Biometric computer vision algorithms can’t be fair until they accept racial complexity — paper
A new research paper finds that those compiling and using facial recognition datasets take a convenient but error-producing shovel approach to representing racial diversity.
Not only that, but attempts to build computer vision data sets that might be considered racially “fair” are similarly ham-fisted. The result is that biometric data sets continue to use stereotypes and to sweep away ethnic outliers that cannot be easily categorized.
The paper, the product of a pair of Northeastern University scientists, has been published in the open-access Arxiv archive.
The way race is categorized influences who gets arrested based on AI-based identification systems and who sees which targeted ads online, for example.
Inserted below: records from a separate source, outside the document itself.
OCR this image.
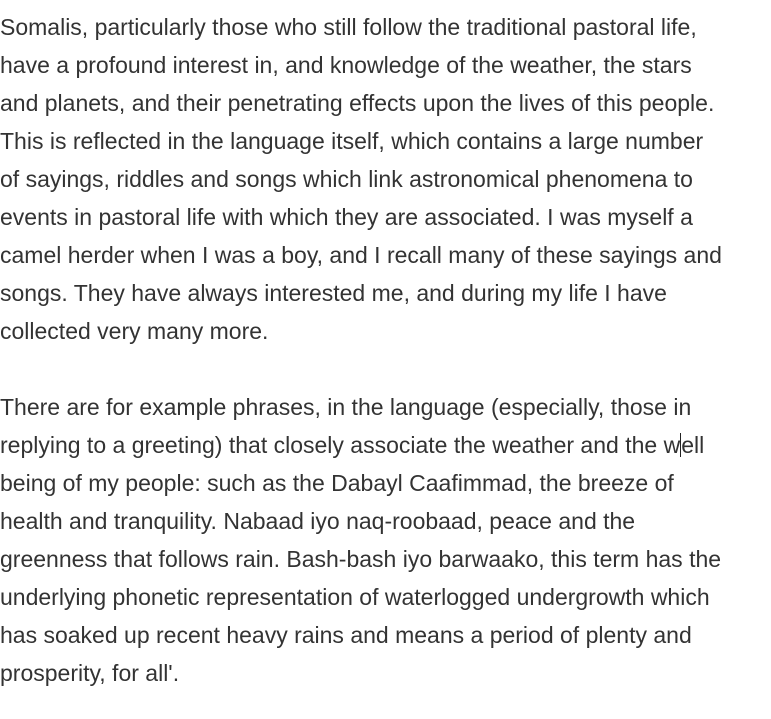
Somalis, particularly those who still follow the traditional pastoral life,
have a profound interest in, and knowledge of the weather, the stars
and planets, and their penetrating effects upon the lives of this people.
This is reflected in the language itself, which contains a large number
of sayings, riddles and songs which link astronomical phenomena to
events in pastoral life with which they are associated. I was myself a
camel herder when I was a boy, and I recall many of these sayings and
songs. They have always interested me, and during my life I have
collected very many more.

There are for example phrases, in the language (especially, those in
replying to a greeting) that closely associate the weather and the well
being of my people: such as the Dabayl Caafimmad, the breeze of
health and tranquility. Nabaad iyo naq-roobaad, peace and the
greenness that follows rain. Bash-bash iyo barwaako, this term has the
underlying phonetic representation of waterlogged undergrowth which
has soaked up recent heavy rains and means a period of plenty and
prosperity, for all'.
But while these algorithms are created in developed nations, the work and principles are being exported to other regions where race is perceived fundamentally differently than it is in the West. The categories themselves, never mind racial nuances, do not translate to cultures globally.
Indeed, the paper’s authors find that racial labels used in computer vision data sets are “ill-defined, unstable temporally and geographically, and have a problematic history of scientific use.”
Racial categories used the way they are in data sets, they say, assume humanity can be divided into undifferentiated blocks, or stereotypes, without meaningful negative consequences.
And merely including varying percentages of race categories, perhaps to match the demographic makeup of an area, for instance, is inadequate to erase stereotypes, the authors write.
Portioning racial categories still provides inadequate equity because each category is still a fallible construct.
At the same time, ethnic groups that do not conform to the categories occupy the long tail of data sets, which scientists, programmers and algorithms typically ignore as “noise” in the data.
Although the creation of algorithms for digital systems obviously is recent, this dynamic — focusing on the what is easiest to quantify and analyze — has dogged scientists for centuries.
But simplistic categorization has been abandoned in every science field as computers were introduced. Accepting the complexity of the world has led to deeper practical understanding of the world.
Counterintuitively, facial recognition algorithms, which are digital offspring, have to recognize the value of complexity, something that meteorology, biology, geology and other pursuits saw last century.